In case you missed part 1 of my 2018 Hall of Fame ballot, here’s where I left off:
Nine players on this year’s ballot – Bonds, Clemens, Chipper, Edgar, Mussina, Manny, Rolen, Schilling and Thome – are no doubters. If you have a dissenting opinion on that statement, keep it to yourself because you’re wrong.
“Maybes” in my mind were Jeff Kent, Johan Santana, Vlad Guerrero, Andruw Jones, Fred McGriff, Johnny Damon, Gary Sheffield, Sammy Sosa, Omar Vizquel, and Larry Walker.
After further review, Kent, Santana, McGriff, Damon, Sosa, Jones and Vizquel are not Hall of Famers, at least not on this ballot. (Andruw Jones is a really tough call – Vizquel, not so much.)
That leaves me one vote amongst Guerrero, Sheffield and Walker.
Two points to make before proceeding:
One, I think they are all somewhere in the neighborhood of 60/40 “yes”. It wouldn’t be an egregious decision if all were inducted or if none were. They were all better than Dave Winfield, for example.
Two, my original thought on Larry Walker was that his supporters were too easily dismissive of the Coors Field effect on his career numbers.
Walker had 8,030 career plate appearances, 2,501 at Coors Field. There he posted and OBP of .462 and a SLG of .710, for an OPS of 1.162. Literally, for almost 1/3 of his career, he was a better offensive player than Babe Ruth, Barry Bonds and Ted Williams. Those numbers would represent the 3rd best OBP, and the best SLG and OPS ever.
I’m sure I’m not the only one who finds that nonsensical. For some perspective, in Olympic Stadium in Montreal he had 1,369 plate appearances and posted an OBP/SLG of .373/.518. That’s a very good player, especially when good defense and base running are factored in – quite possibly a Hall of Famer. But that’s a .271 lower OPS in Montreal than in Denver.

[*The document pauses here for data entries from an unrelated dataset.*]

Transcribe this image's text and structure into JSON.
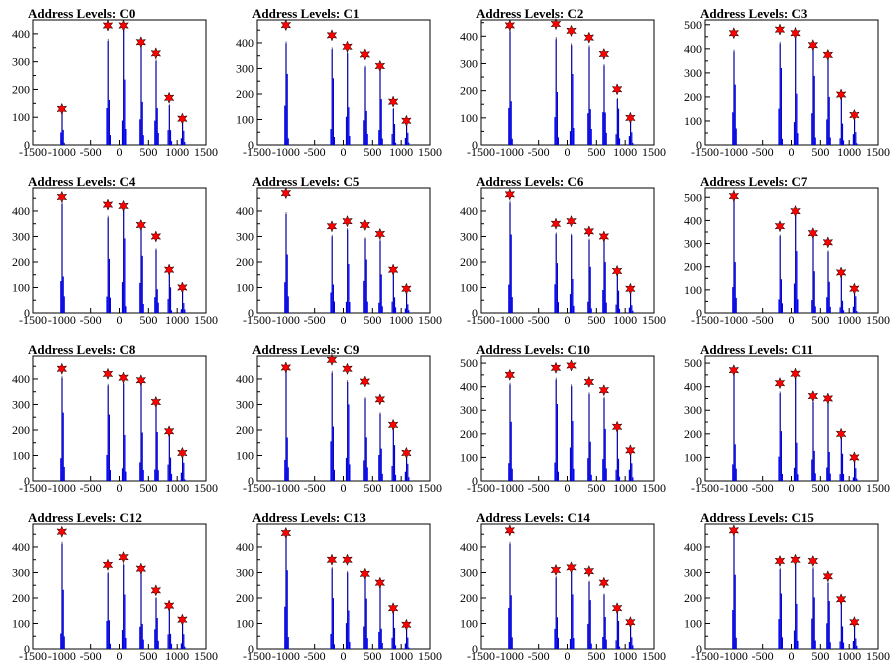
{
  "colors": {
    "histogram": "#0000ff",
    "peak_marker": "#ff0000",
    "marker_outline": "#000000",
    "axes": "#000000",
    "background": "#ffffff"
  },
  "chart_data": [
    {
      "type": "bar",
      "title": "Address Levels: C0",
      "xlim": [
        -1500,
        1500
      ],
      "ylim": [
        0,
        450
      ],
      "xticks": [
        "-1500",
        "-1000",
        "-500",
        "0",
        "500",
        "1000",
        "1500"
      ],
      "yticks": [
        "0",
        "100",
        "200",
        "300",
        "400"
      ],
      "peaks": [
        {
          "x": -1000,
          "y": 130
        },
        {
          "x": -200,
          "y": 430
        },
        {
          "x": 70,
          "y": 430
        },
        {
          "x": 370,
          "y": 370
        },
        {
          "x": 630,
          "y": 330
        },
        {
          "x": 860,
          "y": 170
        },
        {
          "x": 1090,
          "y": 95
        }
      ]
    },
    {
      "type": "bar",
      "title": "Address Levels: C1",
      "xlim": [
        -1500,
        1500
      ],
      "ylim": [
        0,
        490
      ],
      "xticks": [
        "-1500",
        "-1000",
        "-500",
        "0",
        "500",
        "1000",
        "1500"
      ],
      "yticks": [
        "0",
        "100",
        "200",
        "300",
        "400"
      ],
      "peaks": [
        {
          "x": -1000,
          "y": 470
        },
        {
          "x": -200,
          "y": 430
        },
        {
          "x": 70,
          "y": 385
        },
        {
          "x": 370,
          "y": 355
        },
        {
          "x": 630,
          "y": 310
        },
        {
          "x": 860,
          "y": 170
        },
        {
          "x": 1090,
          "y": 95
        }
      ]
    },
    {
      "type": "bar",
      "title": "Address Levels: C2",
      "xlim": [
        -1500,
        1500
      ],
      "ylim": [
        0,
        460
      ],
      "xticks": [
        "-1500",
        "-1000",
        "-500",
        "0",
        "500",
        "1000",
        "1500"
      ],
      "yticks": [
        "0",
        "100",
        "200",
        "300",
        "400"
      ],
      "peaks": [
        {
          "x": -1000,
          "y": 440
        },
        {
          "x": -200,
          "y": 445
        },
        {
          "x": 70,
          "y": 420
        },
        {
          "x": 370,
          "y": 395
        },
        {
          "x": 630,
          "y": 335
        },
        {
          "x": 860,
          "y": 205
        },
        {
          "x": 1090,
          "y": 100
        }
      ]
    },
    {
      "type": "bar",
      "title": "Address Levels: C3",
      "xlim": [
        -1500,
        1500
      ],
      "ylim": [
        0,
        520
      ],
      "xticks": [
        "-1500",
        "-1000",
        "-500",
        "0",
        "500",
        "1000",
        "1500"
      ],
      "yticks": [
        "0",
        "100",
        "200",
        "300",
        "400",
        "500"
      ],
      "peaks": [
        {
          "x": -1000,
          "y": 465
        },
        {
          "x": -200,
          "y": 480
        },
        {
          "x": 70,
          "y": 465
        },
        {
          "x": 370,
          "y": 415
        },
        {
          "x": 630,
          "y": 375
        },
        {
          "x": 860,
          "y": 210
        },
        {
          "x": 1090,
          "y": 125
        }
      ]
    },
    {
      "type": "bar",
      "title": "Address Levels: C4",
      "xlim": [
        -1500,
        1500
      ],
      "ylim": [
        0,
        490
      ],
      "xticks": [
        "-1500",
        "-1000",
        "-500",
        "0",
        "500",
        "1000",
        "1500"
      ],
      "yticks": [
        "0",
        "100",
        "200",
        "300",
        "400"
      ],
      "peaks": [
        {
          "x": -1000,
          "y": 455
        },
        {
          "x": -200,
          "y": 425
        },
        {
          "x": 70,
          "y": 420
        },
        {
          "x": 370,
          "y": 345
        },
        {
          "x": 630,
          "y": 300
        },
        {
          "x": 860,
          "y": 170
        },
        {
          "x": 1090,
          "y": 100
        }
      ]
    },
    {
      "type": "bar",
      "title": "Address Levels: C5",
      "xlim": [
        -1500,
        1500
      ],
      "ylim": [
        0,
        490
      ],
      "xticks": [
        "-1500",
        "-1000",
        "-500",
        "0",
        "500",
        "1000",
        "1500"
      ],
      "yticks": [
        "0",
        "100",
        "200",
        "300",
        "400"
      ],
      "peaks": [
        {
          "x": -1000,
          "y": 470
        },
        {
          "x": -200,
          "y": 340
        },
        {
          "x": 70,
          "y": 360
        },
        {
          "x": 370,
          "y": 345
        },
        {
          "x": 630,
          "y": 310
        },
        {
          "x": 860,
          "y": 170
        },
        {
          "x": 1090,
          "y": 95
        }
      ]
    },
    {
      "type": "bar",
      "title": "Address Levels: C6",
      "xlim": [
        -1500,
        1500
      ],
      "ylim": [
        0,
        490
      ],
      "xticks": [
        "-1500",
        "-1000",
        "-500",
        "0",
        "500",
        "1000",
        "1500"
      ],
      "yticks": [
        "0",
        "100",
        "200",
        "300",
        "400"
      ],
      "peaks": [
        {
          "x": -1000,
          "y": 465
        },
        {
          "x": -200,
          "y": 350
        },
        {
          "x": 70,
          "y": 360
        },
        {
          "x": 370,
          "y": 320
        },
        {
          "x": 630,
          "y": 300
        },
        {
          "x": 860,
          "y": 165
        },
        {
          "x": 1090,
          "y": 95
        }
      ]
    },
    {
      "type": "bar",
      "title": "Address Levels: C7",
      "xlim": [
        -1500,
        1500
      ],
      "ylim": [
        0,
        540
      ],
      "xticks": [
        "-1500",
        "-1000",
        "-500",
        "0",
        "500",
        "1000",
        "1500"
      ],
      "yticks": [
        "0",
        "100",
        "200",
        "300",
        "400",
        "500"
      ],
      "peaks": [
        {
          "x": -1000,
          "y": 505
        },
        {
          "x": -200,
          "y": 375
        },
        {
          "x": 70,
          "y": 440
        },
        {
          "x": 370,
          "y": 345
        },
        {
          "x": 630,
          "y": 305
        },
        {
          "x": 860,
          "y": 175
        },
        {
          "x": 1090,
          "y": 105
        }
      ]
    },
    {
      "type": "bar",
      "title": "Address Levels: C8",
      "xlim": [
        -1500,
        1500
      ],
      "ylim": [
        0,
        490
      ],
      "xticks": [
        "-1500",
        "-1000",
        "-500",
        "0",
        "500",
        "1000",
        "1500"
      ],
      "yticks": [
        "0",
        "100",
        "200",
        "300",
        "400"
      ],
      "peaks": [
        {
          "x": -1000,
          "y": 440
        },
        {
          "x": -200,
          "y": 420
        },
        {
          "x": 70,
          "y": 405
        },
        {
          "x": 370,
          "y": 395
        },
        {
          "x": 630,
          "y": 310
        },
        {
          "x": 860,
          "y": 195
        },
        {
          "x": 1090,
          "y": 110
        }
      ]
    },
    {
      "type": "bar",
      "title": "Address Levels: C9",
      "xlim": [
        -1500,
        1500
      ],
      "ylim": [
        0,
        490
      ],
      "xticks": [
        "-1500",
        "-1000",
        "-500",
        "0",
        "500",
        "1000",
        "1500"
      ],
      "yticks": [
        "0",
        "100",
        "200",
        "300",
        "400"
      ],
      "peaks": [
        {
          "x": -1000,
          "y": 445
        },
        {
          "x": -200,
          "y": 475
        },
        {
          "x": 70,
          "y": 440
        },
        {
          "x": 370,
          "y": 390
        },
        {
          "x": 630,
          "y": 320
        },
        {
          "x": 860,
          "y": 220
        },
        {
          "x": 1090,
          "y": 110
        }
      ]
    },
    {
      "type": "bar",
      "title": "Address Levels: C10",
      "xlim": [
        -1500,
        1500
      ],
      "ylim": [
        0,
        530
      ],
      "xticks": [
        "-1500",
        "-1000",
        "-500",
        "0",
        "500",
        "1000",
        "1500"
      ],
      "yticks": [
        "0",
        "100",
        "200",
        "300",
        "400",
        "500"
      ],
      "peaks": [
        {
          "x": -1000,
          "y": 450
        },
        {
          "x": -200,
          "y": 480
        },
        {
          "x": 70,
          "y": 490
        },
        {
          "x": 370,
          "y": 420
        },
        {
          "x": 630,
          "y": 385
        },
        {
          "x": 860,
          "y": 230
        },
        {
          "x": 1090,
          "y": 130
        }
      ]
    },
    {
      "type": "bar",
      "title": "Address Levels: C11",
      "xlim": [
        -1500,
        1500
      ],
      "ylim": [
        0,
        530
      ],
      "xticks": [
        "-1500",
        "-1000",
        "-500",
        "0",
        "500",
        "1000",
        "1500"
      ],
      "yticks": [
        "0",
        "100",
        "200",
        "300",
        "400",
        "500"
      ],
      "peaks": [
        {
          "x": -1000,
          "y": 470
        },
        {
          "x": -200,
          "y": 415
        },
        {
          "x": 70,
          "y": 455
        },
        {
          "x": 370,
          "y": 360
        },
        {
          "x": 630,
          "y": 350
        },
        {
          "x": 860,
          "y": 200
        },
        {
          "x": 1090,
          "y": 100
        }
      ]
    },
    {
      "type": "bar",
      "title": "Address Levels: C12",
      "xlim": [
        -1500,
        1500
      ],
      "ylim": [
        0,
        490
      ],
      "xticks": [
        "-1500",
        "-1000",
        "-500",
        "0",
        "500",
        "1000",
        "1500"
      ],
      "yticks": [
        "0",
        "100",
        "200",
        "300",
        "400"
      ],
      "peaks": [
        {
          "x": -1000,
          "y": 460
        },
        {
          "x": -200,
          "y": 330
        },
        {
          "x": 70,
          "y": 360
        },
        {
          "x": 370,
          "y": 315
        },
        {
          "x": 630,
          "y": 230
        },
        {
          "x": 860,
          "y": 170
        },
        {
          "x": 1090,
          "y": 115
        }
      ]
    },
    {
      "type": "bar",
      "title": "Address Levels: C13",
      "xlim": [
        -1500,
        1500
      ],
      "ylim": [
        0,
        490
      ],
      "xticks": [
        "-1500",
        "-1000",
        "-500",
        "0",
        "500",
        "1000",
        "1500"
      ],
      "yticks": [
        "0",
        "100",
        "200",
        "300",
        "400"
      ],
      "peaks": [
        {
          "x": -1000,
          "y": 455
        },
        {
          "x": -200,
          "y": 350
        },
        {
          "x": 70,
          "y": 350
        },
        {
          "x": 370,
          "y": 295
        },
        {
          "x": 630,
          "y": 260
        },
        {
          "x": 860,
          "y": 160
        },
        {
          "x": 1090,
          "y": 95
        }
      ]
    },
    {
      "type": "bar",
      "title": "Address Levels: C14",
      "xlim": [
        -1500,
        1500
      ],
      "ylim": [
        0,
        490
      ],
      "xticks": [
        "-1500",
        "-1000",
        "-500",
        "0",
        "500",
        "1000",
        "1500"
      ],
      "yticks": [
        "0",
        "100",
        "200",
        "300",
        "400"
      ],
      "peaks": [
        {
          "x": -1000,
          "y": 465
        },
        {
          "x": -200,
          "y": 310
        },
        {
          "x": 70,
          "y": 320
        },
        {
          "x": 370,
          "y": 305
        },
        {
          "x": 630,
          "y": 260
        },
        {
          "x": 860,
          "y": 160
        },
        {
          "x": 1090,
          "y": 105
        }
      ]
    },
    {
      "type": "bar",
      "title": "Address Levels: C15",
      "xlim": [
        -1500,
        1500
      ],
      "ylim": [
        0,
        490
      ],
      "xticks": [
        "-1500",
        "-1000",
        "-500",
        "0",
        "500",
        "1000",
        "1500"
      ],
      "yticks": [
        "0",
        "100",
        "200",
        "300",
        "400"
      ],
      "peaks": [
        {
          "x": -1000,
          "y": 465
        },
        {
          "x": -200,
          "y": 345
        },
        {
          "x": 70,
          "y": 350
        },
        {
          "x": 370,
          "y": 345
        },
        {
          "x": 630,
          "y": 285
        },
        {
          "x": 860,
          "y": 195
        },
        {
          "x": 1090,
          "y": 105
        }
      ]
    }
  ]
}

I’m thinking that’s more representative of the player he was (he wrote, with sarcastic condescension…)
Comparatively, Sheffield posted a career OBP/SLG of .393/.514 and Guerrero a .379/.553 line. So Walker’s numbers in Montreal were similar to Sheffield’s and Guerrero’s career numbers (so I may have been right about the Denver effect, and still underrated Walker at the same time). Of course, Walker was the significantly superior base runner and fielder, explaining the approximate 10 more wins above replacement he has on the others.
Now, we split hairs…
What about the traditional “counting stats”? Generally not the first place I go, but it is a factor. The longer the period of time that you play and produce increases your value. This is where the decision becomes easy (assuming you’re with me that we’re splitting hairs up to this point):
Sheffield has more career hits, home runs, runs and runs batted in than both Walker and Guerrero – significantly more in most cases. And playing in Coors may not affect OPS+ and wRC+ as they both weigh run scoring environments and parks, but Coors would positively impact those numbers.
For more context, among players who played between 1983 and 2013 with 5,000 plate appearances, Sheffield’s 509 HRs rank him 10th, only behind current Hall members, those who are about to be inducted and guys who won’t be because of PEDs. His 1,676 RBIs are 8th over that span, again only trailing Hall members, soon to be members and won’t be members only because of PEDs. (Even with that disclaimer he drove in more runs than Sammy Sosa.)
To that end, I’m giving Gary Sheffield my final Hall of Fame vote.
Again, there isn’t an egregious decision here. It can easily be argued Walker and Vlad are Hall of Famers, but I only have one pick. This definitely isn’t a choice worth getting into a spitting contest over.
Want an egregious decision to discuss? Explain Alan Trammell’s exclusion, or Kirby Puckett’s inclusion to me.
As always, thanks to Fangraphs and Baseball Reference for the stats.
Sold me on Sheffield. Agree on Trammel. Not mentioned, but deserving in my eyes: Vizqel. And Thome will get a lot of votes-but I have trouble seeing a DH getting in UNLESS you are Edgar Martinez And Vlad is worthy-in my eyes.